Barclays Center
The new stadium in Brooklyn opens with integrated signage, wayfinding, and environmental graphics.
The Brooklyn Nets returned to the Barclays Center this weekend for their first home games of the 2013-2014 season. In the short year since the 18,000-seat arena opened, it has become the top-selling venue in the US (and number two in the world) and a symbol of the resurgent borough. In addition to being the home of the Nets, Barclays is now home to the NHL New York Islanders, and has hosted concerts by artists like the Rolling Stones, Jay-Z, and Paul McCartney and events like 2013 MTV Video Music Awards. The arena has been honored with the Building Brooklyn Award for Economic Development from the Brooklyn Chamber of Commerce, named Architizer's Building of the Year and given the AIA New York State Award of Merit, and this week the Municipal Arts Society will recognize it as a "Neighborhood Catalyst" in their 2013 MASterworks Awards.
The distinctive design of the Barclays Center has played a major role in its appeal. The iconic architecture of the building, designed by SHoP Architects and Ellerbe Becket (now part of AECOM), has become an instant landmark at the crossroads of Atlantic and Flatbush Avenues. Pentagram’s Michael Bierut and team have designed a program of signage, wayfinding and environmental graphics for the arena that reflect its one-of-a-kind character. Working closely with the architects and the arena developer, Forest City Ratner Companies, Bierut and his designers have created graphics that are seamlessly integrated with the interior architecture and convey a tough, friendly spirit, a lot like Brooklyn itself.
Pentagram worked on the development of the Barclays signage from the project’s earliest days in 2006. The system was devised in deep collaboration with the architects to create signage that would both complement the building’s unusual weathered steel framework and provide cohesive, easy-to-use navigation for the 675,000 sq ft space. The finished program of interior and exterior signage and wayfinding includes over 2,300 signs, from landmark signage at Daily News Plaza outside the main entrance to back-of-house signs for the building’s extensive infrastructure. The comprehensive system not only helps attendees navigate the interior of the arena, but also directs commuters towards the various entrances of Atlantic Terminal, one of the largest transportation hubs in the city, with access to 11 subway lines and the Long Island Rail Road.

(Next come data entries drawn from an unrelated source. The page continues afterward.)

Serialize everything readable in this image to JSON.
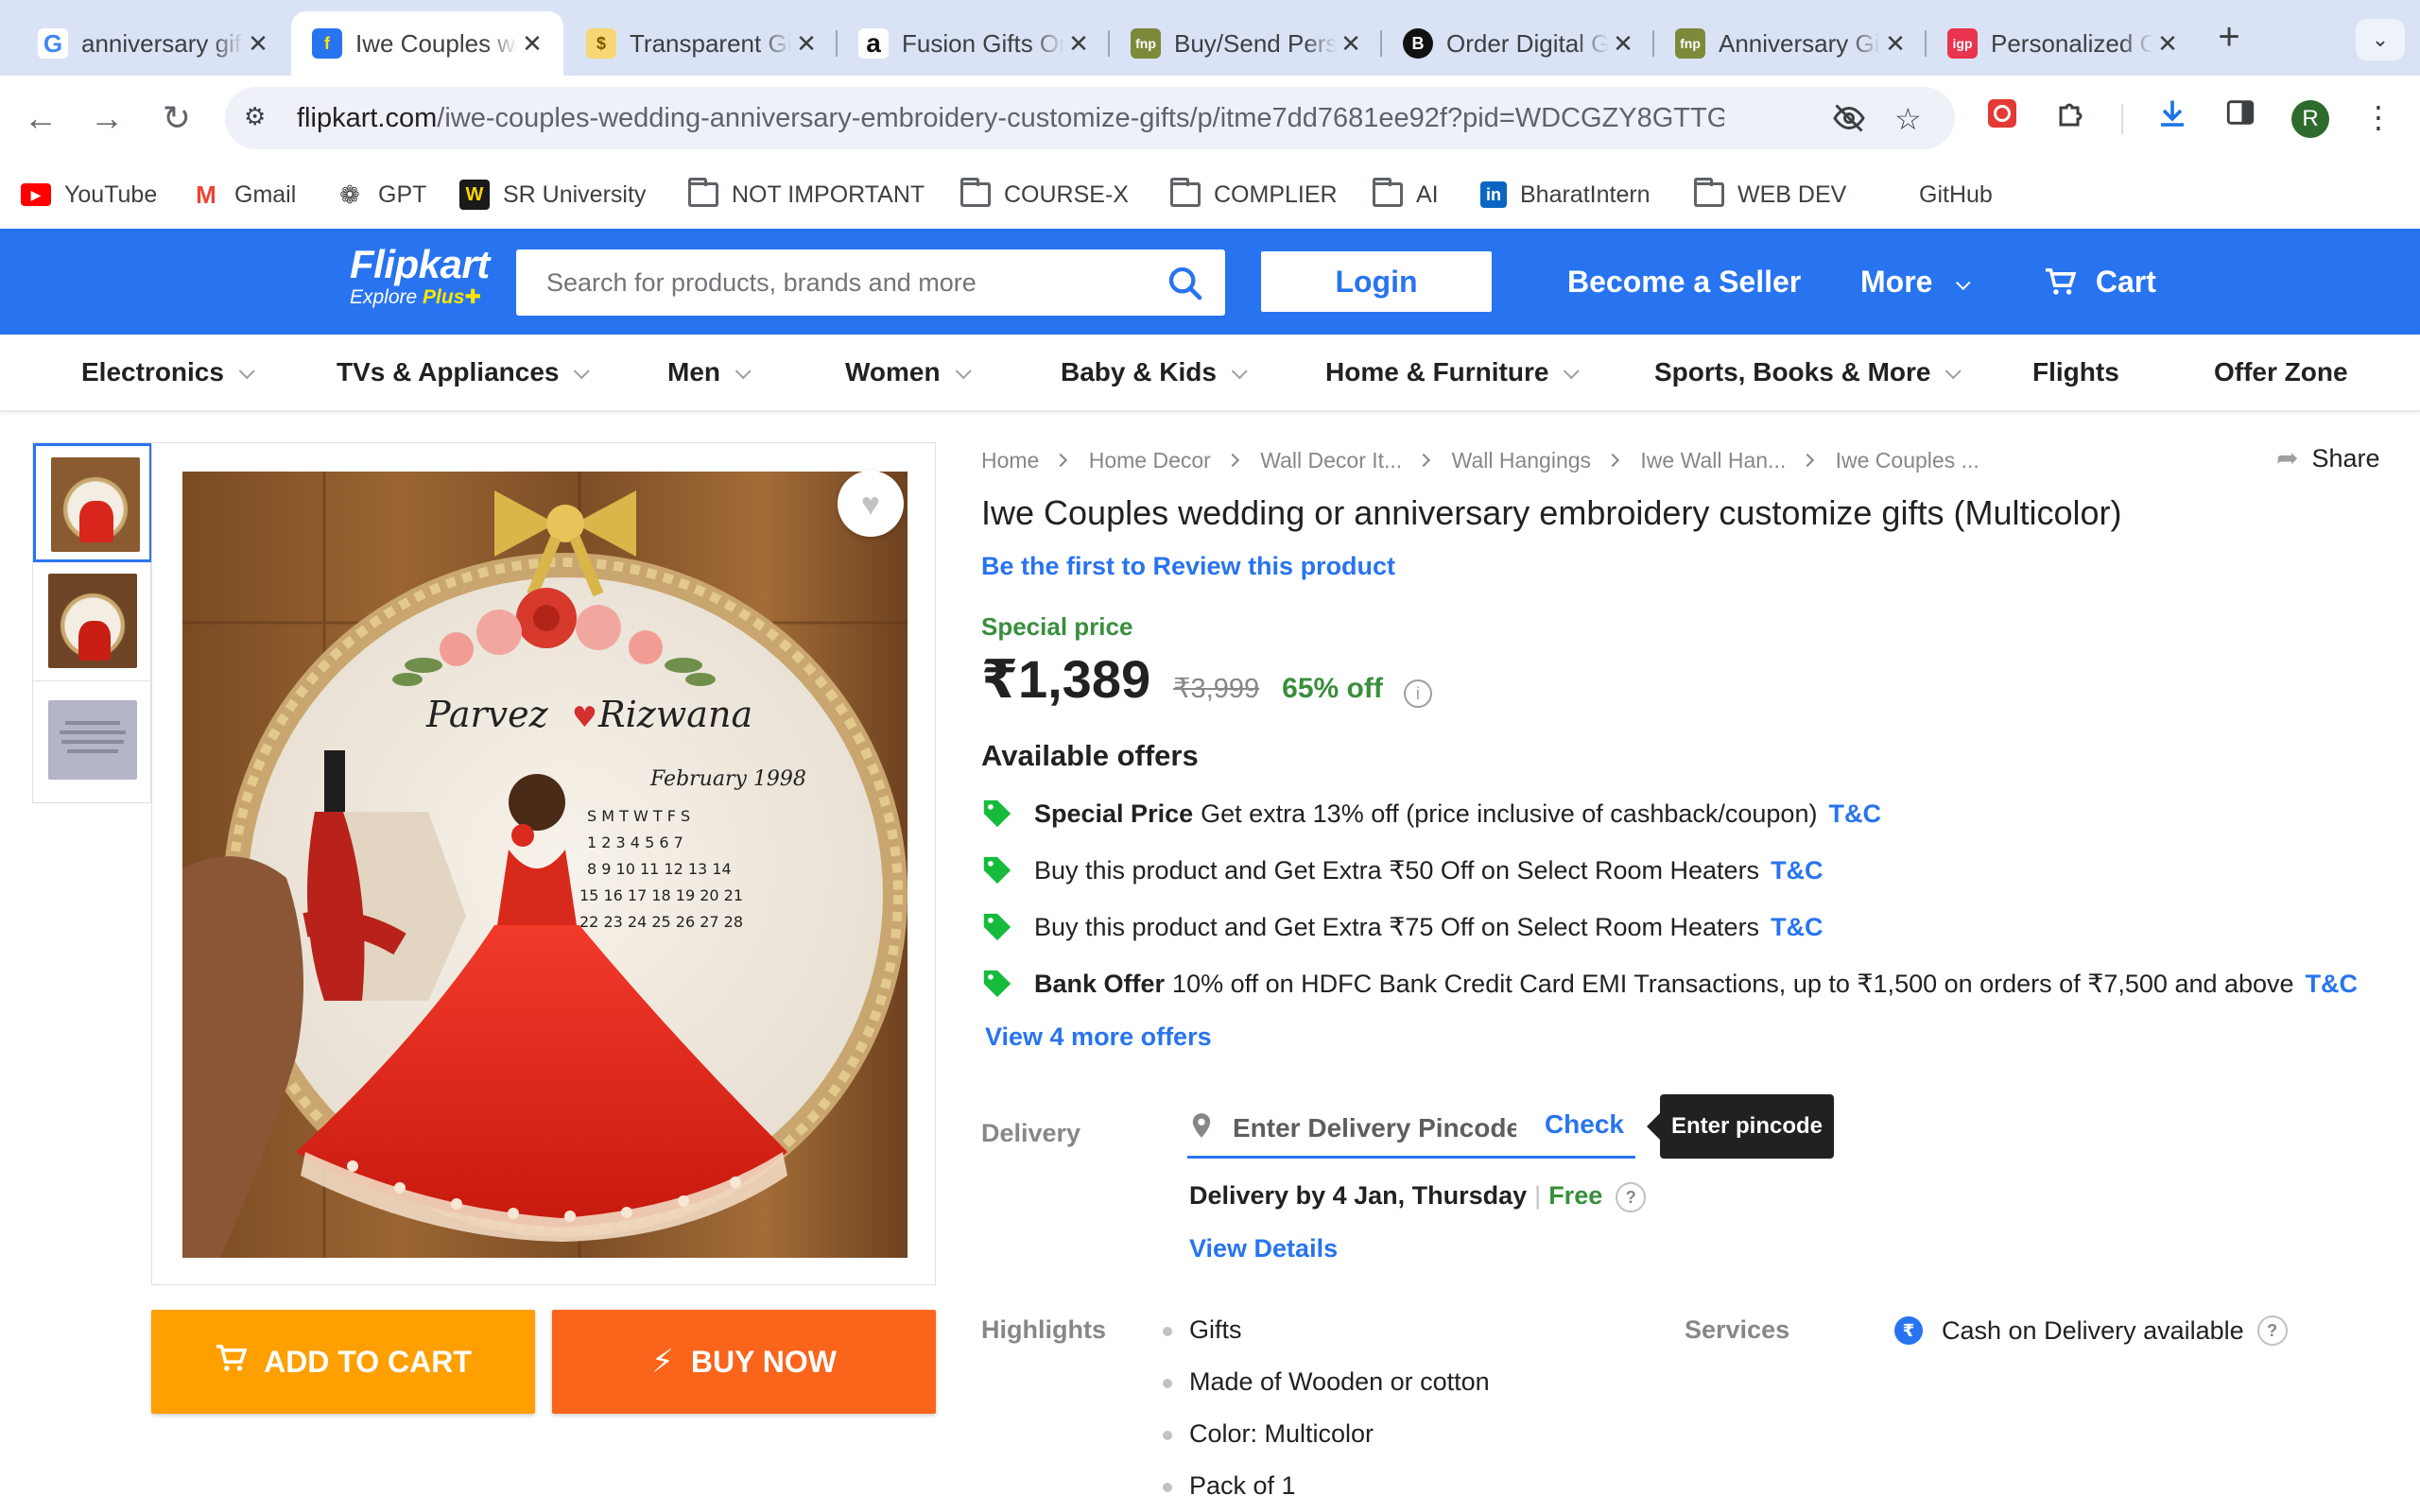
{
  "browser": {
    "tabs": [
      {
        "title": "anniversary gift",
        "favicon": "G"
      },
      {
        "title": "Iwe Couples wedding",
        "favicon": "F"
      },
      {
        "title": "Transparent Gifts",
        "favicon": "$"
      },
      {
        "title": "Fusion Gifts Online",
        "favicon": "a"
      },
      {
        "title": "Buy/Send Personalised",
        "favicon": "fnp"
      },
      {
        "title": "Order Digital Gifts",
        "favicon": "B"
      },
      {
        "title": "Anniversary Gifts",
        "favicon": "fnp"
      },
      {
        "title": "Personalized Gifts",
        "favicon": "igp"
      }
    ],
    "url_host": "flipkart.com",
    "url_path": "/iwe-couples-wedding-anniversary-embroidery-customize-gifts/p/itme7dd7681ee92f?pid=WDCGZY8GTTG...",
    "profile_initial": "R",
    "bookmarks": [
      {
        "label": "YouTube",
        "icon": "youtube-icon"
      },
      {
        "label": "Gmail",
        "icon": "gmail-icon"
      },
      {
        "label": "GPT",
        "icon": "chatgpt-icon"
      },
      {
        "label": "SR University",
        "icon": "sr-university-icon"
      },
      {
        "label": "NOT IMPORTANT",
        "icon": "folder-icon"
      },
      {
        "label": "COURSE-X",
        "icon": "folder-icon"
      },
      {
        "label": "COMPLIER",
        "icon": "folder-icon"
      },
      {
        "label": "AI",
        "icon": "folder-icon"
      },
      {
        "label": "BharatIntern",
        "icon": "linkedin-icon"
      },
      {
        "label": "WEB DEV",
        "icon": "folder-icon"
      },
      {
        "label": "GitHub",
        "icon": ""
      }
    ]
  },
  "header": {
    "logo": "Flipkart",
    "logo_sub_prefix": "Explore",
    "logo_sub_plus": "Plus",
    "search_placeholder": "Search for products, brands and more",
    "login": "Login",
    "seller": "Become a Seller",
    "more": "More",
    "cart": "Cart",
    "brand_color": "#2874f0"
  },
  "categories": [
    "Electronics",
    "TVs & Appliances",
    "Men",
    "Women",
    "Baby & Kids",
    "Home & Furniture",
    "Sports, Books & More",
    "Flights",
    "Offer Zone"
  ],
  "product": {
    "breadcrumbs": [
      "Home",
      "Home Decor",
      "Wall Decor It...",
      "Wall Hangings",
      "Iwe Wall Han...",
      "Iwe Couples ..."
    ],
    "share": "Share",
    "title": "Iwe Couples wedding or anniversary embroidery customize gifts  (Multicolor)",
    "review_link": "Be the first to Review this product",
    "special_price_label": "Special price",
    "price": "₹1,389",
    "mrp": "₹3,999",
    "discount": "65% off",
    "image_text": {
      "names": "Parvez ♥ Rizwana",
      "month": "February 1998"
    },
    "add_to_cart": "ADD TO CART",
    "buy_now": "BUY NOW"
  },
  "offers": {
    "heading": "Available offers",
    "items": [
      {
        "bold": "Special Price",
        "text": "Get extra 13% off (price inclusive of cashback/coupon)",
        "link": "T&C"
      },
      {
        "bold": "",
        "text": "Buy this product and Get Extra ₹50 Off on Select Room Heaters",
        "link": "T&C"
      },
      {
        "bold": "",
        "text": "Buy this product and Get Extra ₹75 Off on Select Room Heaters",
        "link": "T&C"
      },
      {
        "bold": "Bank Offer",
        "text": "10% off on HDFC Bank Credit Card EMI Transactions, up to ₹1,500 on orders of ₹7,500 and above",
        "link": "T&C"
      }
    ],
    "more": "View 4 more offers"
  },
  "delivery": {
    "label": "Delivery",
    "pincode_placeholder": "Enter Delivery Pincode",
    "check": "Check",
    "tooltip": "Enter pincode",
    "date": "Delivery by 4 Jan, Thursday",
    "sep": "|",
    "free": "Free",
    "view_details": "View Details"
  },
  "highlights": {
    "label": "Highlights",
    "items": [
      "Gifts",
      "Made of Wooden or cotton",
      "Color: Multicolor",
      "Pack of 1"
    ]
  },
  "services": {
    "label": "Services",
    "items": [
      "Cash on Delivery available"
    ]
  }
}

To establish a unique sense of place, the design team wanted to commission a custom font that would set off the architecture, represent the Brooklyn “DIY” sensibility and dynamic history of the site as a railyard, and work well in an athletic context. Bierut worked with the Brooklyn-based type designer Chester Jenkins to develop a family of fonts for the Atlantic Yards development where the arena is located, including Brooklyn Sport, a typeface specifically for the arena. The Brooklyn fonts are now available to public.

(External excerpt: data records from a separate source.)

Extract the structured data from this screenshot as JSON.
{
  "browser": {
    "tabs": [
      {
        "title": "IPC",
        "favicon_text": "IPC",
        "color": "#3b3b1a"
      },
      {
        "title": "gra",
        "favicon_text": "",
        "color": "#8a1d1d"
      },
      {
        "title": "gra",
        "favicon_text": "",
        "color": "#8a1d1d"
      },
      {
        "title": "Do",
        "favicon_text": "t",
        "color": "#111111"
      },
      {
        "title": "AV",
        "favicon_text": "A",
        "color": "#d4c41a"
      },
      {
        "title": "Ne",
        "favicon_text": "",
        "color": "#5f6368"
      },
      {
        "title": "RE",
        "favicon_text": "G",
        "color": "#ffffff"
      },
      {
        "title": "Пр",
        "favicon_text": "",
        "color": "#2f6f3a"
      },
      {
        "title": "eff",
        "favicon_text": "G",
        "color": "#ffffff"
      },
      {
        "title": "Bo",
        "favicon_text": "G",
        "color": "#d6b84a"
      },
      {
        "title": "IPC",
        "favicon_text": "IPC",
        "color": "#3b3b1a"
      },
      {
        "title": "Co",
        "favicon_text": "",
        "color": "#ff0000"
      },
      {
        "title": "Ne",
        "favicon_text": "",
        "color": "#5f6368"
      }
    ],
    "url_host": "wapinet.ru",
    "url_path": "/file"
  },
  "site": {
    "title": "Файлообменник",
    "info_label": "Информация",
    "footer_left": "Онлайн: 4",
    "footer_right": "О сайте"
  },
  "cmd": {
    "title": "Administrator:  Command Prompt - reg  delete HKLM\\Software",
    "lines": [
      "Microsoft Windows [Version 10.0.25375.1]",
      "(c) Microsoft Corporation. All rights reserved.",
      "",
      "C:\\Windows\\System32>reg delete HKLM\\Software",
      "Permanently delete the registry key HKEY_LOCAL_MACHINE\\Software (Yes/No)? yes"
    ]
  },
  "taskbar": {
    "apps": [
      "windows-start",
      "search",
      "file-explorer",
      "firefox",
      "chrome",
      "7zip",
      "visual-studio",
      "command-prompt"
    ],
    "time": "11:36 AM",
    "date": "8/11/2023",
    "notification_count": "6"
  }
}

The strong typography of the signs is matched by a robust material that resembles the weathered steel of the building exterior. For fabrication of interior signage and wall-cladding, the team introduced a newly developed, innovative powder-coated aluminum that matches the color and finish of the weathered steel bands outside. The Brooklyn Sport font works well on the material, and the aluminum wraps the core of the concourse walls and concessions, where the type reads legibly in a contrasting tone. Perhaps most importantly, unlike the weathered steel of the exterior, the aluminum will maintain its finish, ensuring that the signage remains legible. Many overhead identification and directional signs appear as three-dimensional letterforms that hang from one edge, echoing the sculptural quality of the building.

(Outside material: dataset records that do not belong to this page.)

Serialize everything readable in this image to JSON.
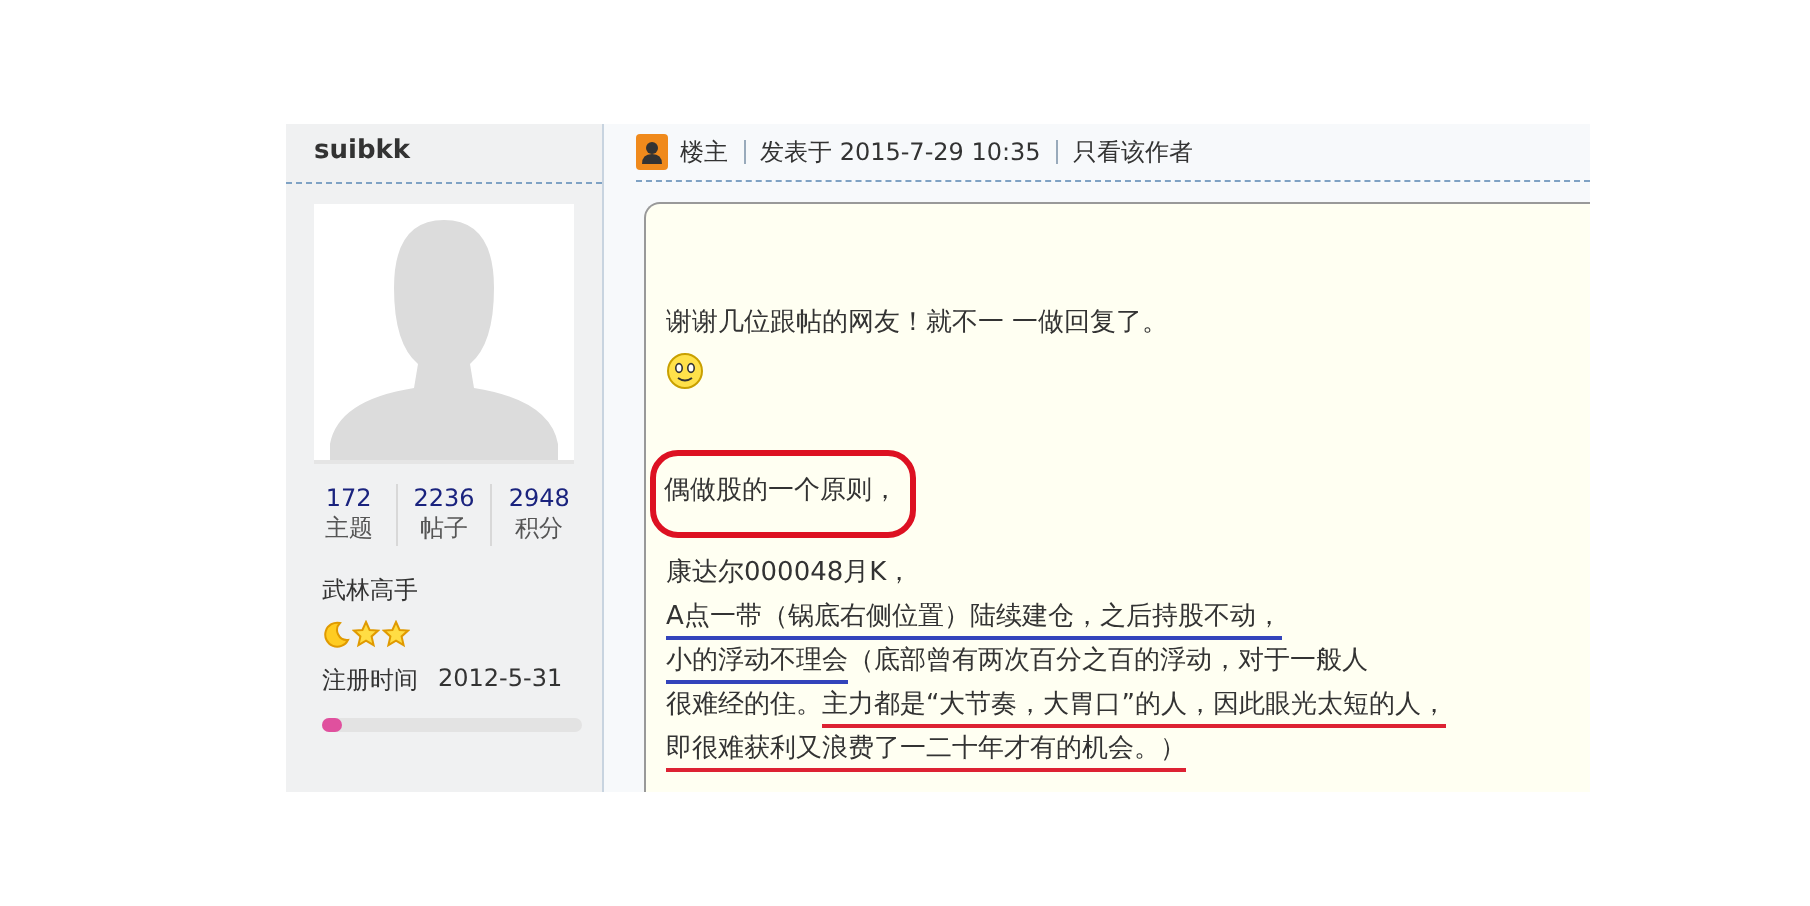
{
  "author": {
    "name": "suibkk",
    "stats": [
      {
        "value": "172",
        "label": "主题"
      },
      {
        "value": "2236",
        "label": "帖子"
      },
      {
        "value": "2948",
        "label": "积分"
      }
    ],
    "rank": "武林高手",
    "rank_icons": [
      {
        "kind": "moon"
      },
      {
        "kind": "star"
      },
      {
        "kind": "star"
      }
    ],
    "register_label": "注册时间",
    "register_date": "2012-5-31",
    "level": 0.08
  },
  "post": {
    "role": "楼主",
    "posted": "发表于 2015-7-29 10:35",
    "author_only": "只看该作者",
    "paragraphs": [
      {
        "kind": "text",
        "circled": false,
        "lines": [
          [
            {
              "text": "谢谢几位跟帖的网友！就不一 一做回复了。",
              "underline": false
            }
          ]
        ]
      },
      {
        "kind": "smiley"
      },
      {
        "kind": "text",
        "circled": true,
        "lines": [
          [
            {
              "text": "偶做股的一个原则，",
              "underline": false
            }
          ]
        ]
      },
      {
        "kind": "text",
        "circled": false,
        "lines": [
          [
            {
              "text": "康达尔000048月K，",
              "underline": false
            }
          ],
          [
            {
              "text": "A点一带（锅底右侧位置）陆续建仓，之后持股不动，",
              "underline": true,
              "color": "#3344bb"
            }
          ],
          [
            {
              "text": "小的浮动不理会",
              "underline": true,
              "color": "#3344bb"
            },
            {
              "text": "（底部曾有两次百分之百的浮动，对于一般人",
              "underline": false
            }
          ],
          [
            {
              "text": "很难经的住。",
              "underline": false
            },
            {
              "text": "主力都是“大节奏，大胃口”的人，因此眼光太短的人，",
              "underline": true,
              "color": "#dd2233"
            }
          ],
          [
            {
              "text": "即很难获利又浪费了一二十年才有的机会。）",
              "underline": true,
              "color": "#dd2233"
            }
          ]
        ]
      }
    ]
  }
}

The main concourse features a series of mural-sized historic photographs of the Brooklyn teams of the Black Fives, the early-twentieth century African-American men’s and women’s basketball clubs that represented most major American cities prior to the racial integration of the National Basketball League and National Basketball Association. The images are part of the broader arts program at Barclays, which includes large-scale installations of works by local artists Mickalene Thomas, OpenEndedGroup (featuring visualizations of the choreography of Bill T. Jones), José Parlá, and more.
The designers developed full standards for retail signage and sponsor acknowledgments, including the landmark sign with the Barclays logo on the building’s exterior.